Check cache-related response headers
检查与缓存相关的响应头
Common cache indicators:
常见缓存标识:
X-Cache: HIT / MISS
X-Cache: HIT / MISS
CF-Cache-Status: HIT / MISS / DYNAMIC (Cloudflare)
CF-Cache-Status: HIT / MISS / DYNAMIC (Cloudflare)
Age: 120 (seconds since cached)
Age: 120(缓存已生成的秒数)
X-Varnish: 12345 67890 (Varnish)
X-Varnish: 12345 67890 (Varnish)
Via: 1.1 varnish (Varnish/CDN proxy)
Via: 1.1 varnish (Varnish/CDN代理)
Determine cache key by testing variations
通过测试变体确定缓存键
Cache key typically includes: Host + Path + Query string
缓存键通常包含:Host + 路径 + 查询字符串
Test 1: Same URL, two requests - check if second is cached
测试1:相同URL,发送两次请求 - 检查第二次是否命中缓存
First: MISS, Second: HIT = caching is active
第一次:MISS,第二次:HIT = 缓存已激活
Test 2: Vary header behavior
测试2:Vary请求头行为
Vary: Accept-Encoding means Accept-Encoding is part of cache key
Vary: Accept-Encoding 表示Accept-Encoding是缓存键的一部分
Step 2: Discover Unkeyed Inputs with Param Miner
步骤2:使用Param Miner发现未加入缓存键的输入
Use Burp's Param Miner to find headers and parameters not included in the cache key but reflected in responses.
借助Burp的Param Miner查找未被纳入缓存键但会在响应中被反射的请求头和参数。
In Burp Suite:
在Burp Suite中:
1. Install Param Miner from BApp Store
1. 从BApp Store安装Param Miner
2. Right-click target request > Extensions > Param Miner > Guess headers
2. 右键点击目标请求 > Extensions > Param Miner > Guess headers
3. Param Miner will test hundreds of HTTP headers
3. Param Miner会测试数百个HTTP请求头
4. Check results in Extender > Extensions > Param Miner > Output
4. 在Extender > Extensions > Param Miner > Output中查看结果
Common unkeyed headers to test manually:
可手动测试的常见未加入缓存键的请求头:
X-Forwarded-Host, X-Forwarded-Scheme, X-Forwarded-Proto
X-Forwarded-Host, X-Forwarded-Scheme, X-Forwarded-Proto
X-Original-URL, X-Rewrite-URL
X-Original-URL, X-Rewrite-URL
X-Host, X-Forwarded-Server
X-Host, X-Forwarded-Server
Origin, Referer
Origin, Referer
X-Forwarded-For, True-Client-IP
X-Forwarded-For, True-Client-IP
Manual testing for unkeyed header reflection
手动测试未加入缓存键的请求头反射
Add cache buster to isolate testing
添加缓存破坏参数以隔离测试
CB="cachebuster=$(date +%s)"
CB="cachebuster=$(date +%s)"
Test X-Forwarded-Host reflection
测试X-Forwarded-Host的反射
Test X-Forwarded-Scheme
测试X-Forwarded-Scheme
Test X-Original-URL (path override)
测试X-Original-URL(路径覆盖)
Test X-Forwarded-Proto
测试X-Forwarded-Proto
Step 3: Exploit Unkeyed Header for Cache Poisoning
步骤3:利用未加入缓存键的请求头实施缓存污染
Craft requests that poison cached responses with malicious content.

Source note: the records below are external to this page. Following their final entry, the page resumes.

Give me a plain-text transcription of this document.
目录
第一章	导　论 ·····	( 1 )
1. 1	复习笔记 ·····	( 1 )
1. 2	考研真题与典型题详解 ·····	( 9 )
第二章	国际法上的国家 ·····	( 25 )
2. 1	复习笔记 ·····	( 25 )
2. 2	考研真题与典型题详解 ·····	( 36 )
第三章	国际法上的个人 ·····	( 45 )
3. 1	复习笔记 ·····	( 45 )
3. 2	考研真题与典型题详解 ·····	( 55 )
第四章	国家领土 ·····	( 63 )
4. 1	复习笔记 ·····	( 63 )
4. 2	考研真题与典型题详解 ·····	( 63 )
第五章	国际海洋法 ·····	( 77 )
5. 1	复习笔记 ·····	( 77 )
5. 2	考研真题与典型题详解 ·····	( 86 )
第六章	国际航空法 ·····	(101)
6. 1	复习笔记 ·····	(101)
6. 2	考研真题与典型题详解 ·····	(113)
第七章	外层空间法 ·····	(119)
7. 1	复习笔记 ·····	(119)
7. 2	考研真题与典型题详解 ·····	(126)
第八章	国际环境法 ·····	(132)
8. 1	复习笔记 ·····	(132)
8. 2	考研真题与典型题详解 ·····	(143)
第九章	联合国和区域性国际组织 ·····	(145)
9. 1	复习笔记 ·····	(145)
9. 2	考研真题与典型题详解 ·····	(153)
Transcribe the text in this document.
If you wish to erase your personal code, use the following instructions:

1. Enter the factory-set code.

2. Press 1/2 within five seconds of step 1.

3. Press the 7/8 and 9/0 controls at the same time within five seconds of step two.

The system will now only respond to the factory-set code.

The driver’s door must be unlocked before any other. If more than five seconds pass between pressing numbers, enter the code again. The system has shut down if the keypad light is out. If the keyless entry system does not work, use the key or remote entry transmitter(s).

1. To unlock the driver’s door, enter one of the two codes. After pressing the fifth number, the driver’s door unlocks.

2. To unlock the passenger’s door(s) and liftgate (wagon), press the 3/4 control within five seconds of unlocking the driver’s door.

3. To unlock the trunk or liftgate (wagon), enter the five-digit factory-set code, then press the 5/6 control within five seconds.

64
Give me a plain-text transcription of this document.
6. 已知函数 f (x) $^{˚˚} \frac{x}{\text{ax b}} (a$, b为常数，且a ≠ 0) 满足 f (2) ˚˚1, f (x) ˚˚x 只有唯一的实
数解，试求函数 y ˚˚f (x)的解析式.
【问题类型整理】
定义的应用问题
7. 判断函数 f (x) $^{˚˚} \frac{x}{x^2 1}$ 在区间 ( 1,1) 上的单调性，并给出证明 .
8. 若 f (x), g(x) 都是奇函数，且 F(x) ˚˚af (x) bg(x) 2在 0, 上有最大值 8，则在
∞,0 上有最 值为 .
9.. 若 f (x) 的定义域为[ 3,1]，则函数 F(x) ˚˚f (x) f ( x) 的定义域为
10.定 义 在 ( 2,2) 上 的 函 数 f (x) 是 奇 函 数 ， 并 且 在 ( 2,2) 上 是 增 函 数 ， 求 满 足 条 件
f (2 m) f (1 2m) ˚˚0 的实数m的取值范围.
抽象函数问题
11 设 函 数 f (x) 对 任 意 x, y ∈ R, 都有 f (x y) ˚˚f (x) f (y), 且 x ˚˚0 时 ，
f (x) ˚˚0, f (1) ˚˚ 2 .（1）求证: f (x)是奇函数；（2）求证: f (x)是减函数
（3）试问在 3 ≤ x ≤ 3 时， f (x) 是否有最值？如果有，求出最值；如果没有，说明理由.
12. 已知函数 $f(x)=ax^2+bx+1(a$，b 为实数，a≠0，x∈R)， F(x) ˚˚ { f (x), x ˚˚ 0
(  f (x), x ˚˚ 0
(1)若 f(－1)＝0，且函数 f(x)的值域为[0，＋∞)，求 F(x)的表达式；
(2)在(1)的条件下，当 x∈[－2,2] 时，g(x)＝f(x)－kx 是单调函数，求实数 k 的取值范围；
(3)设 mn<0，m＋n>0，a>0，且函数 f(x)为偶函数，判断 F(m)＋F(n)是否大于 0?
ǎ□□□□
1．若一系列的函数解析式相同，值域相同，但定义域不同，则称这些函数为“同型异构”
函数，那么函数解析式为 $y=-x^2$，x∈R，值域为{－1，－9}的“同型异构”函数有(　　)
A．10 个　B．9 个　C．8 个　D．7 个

Scenario: X-Forwarded-Host reflected in resource URLs
场景:X-Forwarded-Host在资源URL中被反射
Normal response includes: <script src="https://target.example.com/app.js">
正常响应包含:<script src="https://target.example.com/app.js">
Poisoned: <script src="https://evil.example.com/app.js">
被污染后:<script src="https://evil.example.com/app.js">
Step 1: Confirm reflection with cache buster
步骤1:使用缓存破坏参数确认反射存在
Step 2: Poison the actual cached page (WITHOUT cache buster)
步骤2:污染实际缓存页面(不使用缓存破坏参数)
WARNING: This affects all users - only do with explicit authorization
警告:这会影响所有用户 - 仅在获得明确授权后执行
Step 3: Verify cache is poisoned
步骤3:验证缓存已被污染
If evil.example.com appears, the cache is poisoned
如果出现evil.example.com,则缓存已被污染
Attack with X-Forwarded-Proto for HTTP downgrade
利用X-Forwarded-Proto实施HTTP降级攻击
May cause cached response to include http:// links, enabling MitM
Attack with multiple headers
使用多个请求头发起攻击
Step 4: Test Web Cache Deception
步骤4:测试Web缓存欺骗
Trick the cache into storing authenticated responses for public URLs.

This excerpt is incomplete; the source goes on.